Flags fly at half-staff Wednesday at Hector International Airport in Fargo in honor of the Colorado shooting victims.

FARGO -- The U.S. flag is being lowered to half-staff far too often, says Terry Richardson, commander of United Patriot Bodies, the umbrella group for the Fargo-Moorhead area's veteran's organizations.

The honor has been cheapened by almost cavalier use, Richardson said Wednesday.

Most recently, President Barack Obama on Friday ordered U.S. flags lowered to half-staff until Wednesday in mourning of those killed by a gunman in an attack at a Colorado movie theater.

It was an order mirrored by governors across the country, including Govs. Jack Dalrymple of North Dakota and Mark Dayton of Minnesota.

"Probably the worst one was (for) Whitney Houston. I don't know. She wasn't a veteran," Richardson said. "It seems to be getting more common nowadays. It seems like the governors are just popping out with this all of a sudden."

In Houston's case, the governor of New Jersey made the order to honor the pop singer, who died in February.

Richardson is of two minds in the case of lowering the flag for the theater shootings. He doesn't support the half-staff honor for tragedies that occur across the country daily, but he said the theater shooting may be an exception.

"This one here, I can understand it somewhat, because there was a couple of veterans killed trying to save people," Richardson said.

There are rules?

According to, the Flag Code was signed by President Franklin Delano Roosevelt on June 22, 1942, and enacted by Congress that year.

There are no fines or penalties in the Flag Code and law enforcement can do nothing when it is broken. It is a guide to be followed voluntarily to ensure respect for the flag.

Among the rules for flying the U.S. flag at half-staff are:

- On Memorial Day, the flag is displayed at half-staff from sunrise to noon, then raised to the top of the staff.

- It is at half-staff all day on Peace Officers Memorial Day (May 15), Patriot Day (Sept. 11), and Pearl Harbor Remembrance Day (Dec. 7.)

- It is also half-staff during National Fire Prevention Week, but that requires the president to make a proclamation declaring the day.

- By order of the president, the flag is flown at half-staff upon the death of principal figures of the U.S. government and the governor of a state, territory or possession.

- In the event of the death of other officials or foreign dignitaries, the flag is displayed at half-staff per presidential instructions, or in accordance with customs or practices not inconsistent with the law.

- Governors can order the flag lowered for the death of present or former government officials of that state, and any members of the Armed Forces from that state who dies while serving on active duty.

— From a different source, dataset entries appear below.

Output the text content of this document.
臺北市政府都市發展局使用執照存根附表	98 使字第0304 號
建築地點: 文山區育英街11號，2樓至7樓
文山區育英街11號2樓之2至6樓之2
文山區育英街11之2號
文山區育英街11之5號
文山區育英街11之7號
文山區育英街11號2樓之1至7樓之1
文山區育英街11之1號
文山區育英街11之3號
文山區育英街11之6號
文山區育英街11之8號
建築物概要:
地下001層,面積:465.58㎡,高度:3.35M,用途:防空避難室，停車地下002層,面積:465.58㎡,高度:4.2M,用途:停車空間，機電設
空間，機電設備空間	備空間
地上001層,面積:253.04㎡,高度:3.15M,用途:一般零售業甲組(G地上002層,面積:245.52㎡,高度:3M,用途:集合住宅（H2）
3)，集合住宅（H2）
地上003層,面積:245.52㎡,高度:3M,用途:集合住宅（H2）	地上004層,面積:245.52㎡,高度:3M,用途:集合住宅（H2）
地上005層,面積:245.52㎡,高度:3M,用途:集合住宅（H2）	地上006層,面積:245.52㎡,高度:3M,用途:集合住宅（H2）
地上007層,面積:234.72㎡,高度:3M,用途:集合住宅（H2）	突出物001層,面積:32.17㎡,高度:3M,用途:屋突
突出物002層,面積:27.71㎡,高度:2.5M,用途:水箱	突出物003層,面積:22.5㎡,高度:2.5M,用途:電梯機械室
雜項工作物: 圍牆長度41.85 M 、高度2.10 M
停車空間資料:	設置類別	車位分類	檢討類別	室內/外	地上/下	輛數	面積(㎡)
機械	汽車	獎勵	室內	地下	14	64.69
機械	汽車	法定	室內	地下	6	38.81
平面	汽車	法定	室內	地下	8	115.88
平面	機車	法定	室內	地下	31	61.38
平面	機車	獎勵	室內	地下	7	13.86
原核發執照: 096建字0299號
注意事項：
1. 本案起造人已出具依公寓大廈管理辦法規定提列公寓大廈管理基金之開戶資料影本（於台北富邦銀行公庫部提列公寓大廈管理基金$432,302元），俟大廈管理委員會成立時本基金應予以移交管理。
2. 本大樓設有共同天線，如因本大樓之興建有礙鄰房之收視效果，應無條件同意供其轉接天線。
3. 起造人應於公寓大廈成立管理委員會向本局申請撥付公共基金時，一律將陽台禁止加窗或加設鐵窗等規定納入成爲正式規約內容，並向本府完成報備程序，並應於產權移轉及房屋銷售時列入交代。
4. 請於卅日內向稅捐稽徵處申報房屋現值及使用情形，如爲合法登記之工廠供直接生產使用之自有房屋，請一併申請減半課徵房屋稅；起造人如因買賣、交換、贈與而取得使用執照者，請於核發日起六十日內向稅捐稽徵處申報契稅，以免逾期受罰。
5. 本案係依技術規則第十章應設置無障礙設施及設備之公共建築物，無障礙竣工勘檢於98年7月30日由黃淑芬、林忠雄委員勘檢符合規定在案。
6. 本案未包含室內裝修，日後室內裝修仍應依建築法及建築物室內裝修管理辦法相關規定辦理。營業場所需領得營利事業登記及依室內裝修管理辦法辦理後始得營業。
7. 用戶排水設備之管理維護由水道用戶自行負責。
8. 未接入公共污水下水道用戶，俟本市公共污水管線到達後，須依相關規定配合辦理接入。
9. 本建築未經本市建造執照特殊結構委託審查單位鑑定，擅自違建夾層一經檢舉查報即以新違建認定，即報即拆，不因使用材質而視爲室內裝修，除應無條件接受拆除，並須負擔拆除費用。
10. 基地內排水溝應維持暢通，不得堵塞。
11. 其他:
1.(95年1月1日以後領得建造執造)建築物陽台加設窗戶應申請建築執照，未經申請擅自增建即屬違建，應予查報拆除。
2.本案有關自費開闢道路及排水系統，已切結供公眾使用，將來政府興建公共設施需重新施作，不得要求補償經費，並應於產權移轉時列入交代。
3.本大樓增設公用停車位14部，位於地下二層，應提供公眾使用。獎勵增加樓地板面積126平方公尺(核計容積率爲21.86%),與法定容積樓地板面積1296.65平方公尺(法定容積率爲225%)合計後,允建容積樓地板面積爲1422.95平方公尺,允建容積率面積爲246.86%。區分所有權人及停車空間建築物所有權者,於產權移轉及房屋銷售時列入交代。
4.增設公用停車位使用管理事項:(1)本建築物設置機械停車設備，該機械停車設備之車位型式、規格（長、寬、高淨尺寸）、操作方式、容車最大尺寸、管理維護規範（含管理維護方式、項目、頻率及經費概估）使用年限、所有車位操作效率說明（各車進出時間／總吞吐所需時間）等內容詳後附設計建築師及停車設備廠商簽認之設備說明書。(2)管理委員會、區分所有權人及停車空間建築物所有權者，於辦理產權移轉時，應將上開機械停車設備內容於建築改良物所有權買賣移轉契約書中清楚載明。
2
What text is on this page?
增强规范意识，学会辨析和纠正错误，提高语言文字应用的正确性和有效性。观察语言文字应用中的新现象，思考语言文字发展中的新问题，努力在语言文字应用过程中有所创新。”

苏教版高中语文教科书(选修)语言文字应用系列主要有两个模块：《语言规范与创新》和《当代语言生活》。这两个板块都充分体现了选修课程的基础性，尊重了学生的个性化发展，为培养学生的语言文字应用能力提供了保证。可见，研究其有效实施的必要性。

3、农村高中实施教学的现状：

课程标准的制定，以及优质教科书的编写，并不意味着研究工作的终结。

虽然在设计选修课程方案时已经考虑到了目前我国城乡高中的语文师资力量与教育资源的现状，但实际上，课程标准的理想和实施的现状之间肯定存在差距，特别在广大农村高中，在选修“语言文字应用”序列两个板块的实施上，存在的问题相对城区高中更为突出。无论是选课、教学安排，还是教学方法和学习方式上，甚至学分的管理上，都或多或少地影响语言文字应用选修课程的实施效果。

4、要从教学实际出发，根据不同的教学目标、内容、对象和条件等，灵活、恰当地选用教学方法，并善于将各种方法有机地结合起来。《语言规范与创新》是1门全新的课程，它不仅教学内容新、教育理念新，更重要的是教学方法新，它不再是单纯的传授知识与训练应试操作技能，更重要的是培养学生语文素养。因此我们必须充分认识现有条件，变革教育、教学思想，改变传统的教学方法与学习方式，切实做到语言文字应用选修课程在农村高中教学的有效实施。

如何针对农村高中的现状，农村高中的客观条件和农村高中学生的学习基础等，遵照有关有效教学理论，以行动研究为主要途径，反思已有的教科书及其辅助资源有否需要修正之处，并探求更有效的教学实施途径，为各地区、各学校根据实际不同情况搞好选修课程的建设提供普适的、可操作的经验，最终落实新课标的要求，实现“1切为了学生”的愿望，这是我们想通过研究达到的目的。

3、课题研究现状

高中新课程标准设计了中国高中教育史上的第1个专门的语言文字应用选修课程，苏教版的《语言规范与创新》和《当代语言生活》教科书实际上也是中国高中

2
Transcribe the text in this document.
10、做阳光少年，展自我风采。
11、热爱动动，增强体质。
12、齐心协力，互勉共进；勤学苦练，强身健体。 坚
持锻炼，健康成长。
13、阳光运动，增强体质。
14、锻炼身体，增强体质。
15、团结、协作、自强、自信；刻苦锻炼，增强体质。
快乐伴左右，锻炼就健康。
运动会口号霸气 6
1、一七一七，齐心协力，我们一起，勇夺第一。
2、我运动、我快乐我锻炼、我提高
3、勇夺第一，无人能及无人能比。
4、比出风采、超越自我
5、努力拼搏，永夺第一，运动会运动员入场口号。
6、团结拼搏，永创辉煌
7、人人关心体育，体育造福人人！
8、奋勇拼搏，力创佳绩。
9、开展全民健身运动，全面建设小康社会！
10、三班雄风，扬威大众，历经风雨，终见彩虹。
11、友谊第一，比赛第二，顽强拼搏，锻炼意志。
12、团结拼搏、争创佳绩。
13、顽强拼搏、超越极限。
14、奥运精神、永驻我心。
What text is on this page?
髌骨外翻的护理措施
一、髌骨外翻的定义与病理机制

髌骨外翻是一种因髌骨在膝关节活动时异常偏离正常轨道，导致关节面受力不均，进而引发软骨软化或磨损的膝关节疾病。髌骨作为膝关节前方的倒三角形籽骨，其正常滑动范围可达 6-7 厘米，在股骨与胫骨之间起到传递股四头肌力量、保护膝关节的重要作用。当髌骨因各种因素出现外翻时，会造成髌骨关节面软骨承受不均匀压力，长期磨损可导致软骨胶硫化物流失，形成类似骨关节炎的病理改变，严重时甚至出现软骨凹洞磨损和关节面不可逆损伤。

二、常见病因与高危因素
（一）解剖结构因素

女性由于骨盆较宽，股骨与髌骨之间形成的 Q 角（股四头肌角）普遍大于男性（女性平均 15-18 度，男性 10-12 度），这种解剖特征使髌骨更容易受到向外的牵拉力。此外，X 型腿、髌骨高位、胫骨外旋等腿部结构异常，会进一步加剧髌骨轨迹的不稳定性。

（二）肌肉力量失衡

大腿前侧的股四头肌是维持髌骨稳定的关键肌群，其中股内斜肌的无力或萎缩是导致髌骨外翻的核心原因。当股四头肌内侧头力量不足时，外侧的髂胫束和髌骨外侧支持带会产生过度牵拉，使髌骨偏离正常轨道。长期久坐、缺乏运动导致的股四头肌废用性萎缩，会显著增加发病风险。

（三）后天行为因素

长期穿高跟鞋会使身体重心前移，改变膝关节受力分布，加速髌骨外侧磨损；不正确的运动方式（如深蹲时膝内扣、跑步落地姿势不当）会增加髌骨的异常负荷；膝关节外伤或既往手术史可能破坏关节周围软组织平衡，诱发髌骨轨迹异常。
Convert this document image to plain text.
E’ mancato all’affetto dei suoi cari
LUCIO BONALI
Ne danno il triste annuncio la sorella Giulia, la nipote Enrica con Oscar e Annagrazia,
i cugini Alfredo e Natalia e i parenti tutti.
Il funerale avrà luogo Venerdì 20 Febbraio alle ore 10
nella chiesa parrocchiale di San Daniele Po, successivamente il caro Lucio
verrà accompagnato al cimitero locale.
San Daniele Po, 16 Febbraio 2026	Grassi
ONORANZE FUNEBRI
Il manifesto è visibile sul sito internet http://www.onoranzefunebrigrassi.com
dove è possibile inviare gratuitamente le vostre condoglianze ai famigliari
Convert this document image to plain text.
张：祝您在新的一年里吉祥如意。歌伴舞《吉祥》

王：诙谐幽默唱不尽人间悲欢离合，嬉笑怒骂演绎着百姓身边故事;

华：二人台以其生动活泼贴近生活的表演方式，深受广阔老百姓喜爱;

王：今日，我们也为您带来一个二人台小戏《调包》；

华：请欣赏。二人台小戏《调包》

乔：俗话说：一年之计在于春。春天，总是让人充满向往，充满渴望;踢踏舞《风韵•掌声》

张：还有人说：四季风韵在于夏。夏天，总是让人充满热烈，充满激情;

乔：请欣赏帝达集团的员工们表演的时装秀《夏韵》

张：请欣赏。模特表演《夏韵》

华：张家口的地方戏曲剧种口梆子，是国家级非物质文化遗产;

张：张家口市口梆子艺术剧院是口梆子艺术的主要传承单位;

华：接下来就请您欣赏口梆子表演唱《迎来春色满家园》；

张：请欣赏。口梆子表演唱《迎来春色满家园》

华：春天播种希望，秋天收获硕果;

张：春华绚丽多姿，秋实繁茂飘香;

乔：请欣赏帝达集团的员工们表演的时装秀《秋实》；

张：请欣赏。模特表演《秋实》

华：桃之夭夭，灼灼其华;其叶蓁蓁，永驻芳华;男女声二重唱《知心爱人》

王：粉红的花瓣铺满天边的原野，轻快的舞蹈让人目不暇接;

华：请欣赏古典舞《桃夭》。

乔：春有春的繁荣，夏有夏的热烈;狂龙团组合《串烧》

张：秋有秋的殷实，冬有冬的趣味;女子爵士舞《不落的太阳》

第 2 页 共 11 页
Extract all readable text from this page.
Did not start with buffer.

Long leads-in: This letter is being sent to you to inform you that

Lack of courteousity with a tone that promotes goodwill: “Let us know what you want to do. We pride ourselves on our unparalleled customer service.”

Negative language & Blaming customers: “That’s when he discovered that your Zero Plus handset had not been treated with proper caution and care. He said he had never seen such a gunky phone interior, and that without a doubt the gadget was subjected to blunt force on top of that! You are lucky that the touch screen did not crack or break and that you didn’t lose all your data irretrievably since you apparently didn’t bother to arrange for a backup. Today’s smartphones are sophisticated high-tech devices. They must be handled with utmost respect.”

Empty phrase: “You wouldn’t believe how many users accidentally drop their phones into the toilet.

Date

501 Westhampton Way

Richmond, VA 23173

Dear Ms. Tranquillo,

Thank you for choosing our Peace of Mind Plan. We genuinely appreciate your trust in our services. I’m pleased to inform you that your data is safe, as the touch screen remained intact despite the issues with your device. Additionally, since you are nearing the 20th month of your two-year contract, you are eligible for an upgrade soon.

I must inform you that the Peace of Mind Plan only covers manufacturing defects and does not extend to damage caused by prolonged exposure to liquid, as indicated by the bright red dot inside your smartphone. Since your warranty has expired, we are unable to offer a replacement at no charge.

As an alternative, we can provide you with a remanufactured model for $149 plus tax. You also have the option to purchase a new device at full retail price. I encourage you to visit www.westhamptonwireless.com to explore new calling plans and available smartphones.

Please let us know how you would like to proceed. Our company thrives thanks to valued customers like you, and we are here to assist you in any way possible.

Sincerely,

The mayor of the District of Columbia has that same power.

The code also lays out how long the flag shall remain at half-staff for various dignitaries: 30 days on the death of a president or former president and 10 days for the death of the vice president, speaker of the house or chief justice or retired chief justice of the Supreme Court.

'A sacred honor'

The honor is degraded when bestowed on a dead pop singer or for deaths by tornadoes or random attacks, Richardson said.

"They do not merit the lowering of the flag. You've got to remember that the flag is our national symbol, the most important symbol of the United States. We've got the code. Follow the code," he said.

Jason Hicks, commander of Dilworth Veterans of Foreign Wars Post, agrees.

"A Medal of Honor winner, when they die, they don't get the flag half-staff," Hicks said.

"Quite often, we see the flags at half-staff more than not. This (last instance) has been since last Friday. I think it has been overused from what the original intent was," Hicks said.

A spokeswoman for Dalrymple's office said determining when to lower flags to half-staff is a sensitive issue. And the state has guidelines for it, said the spokeswoman, Jody Link.

For instance, the governor may order flags lowered for a state political leader, such as when former Gov. Art Link or state Senate Majority Leader Bob Stenehjem died, or when a soldier is killed in a war zone, she said.

In the most recent case, Dalrymple followed the presidential proclamation, Link said.

"It's very difficult. You want to honor those that have served, those who have sacrificed," Link said. "It is a sacred honor when that flag is lowered."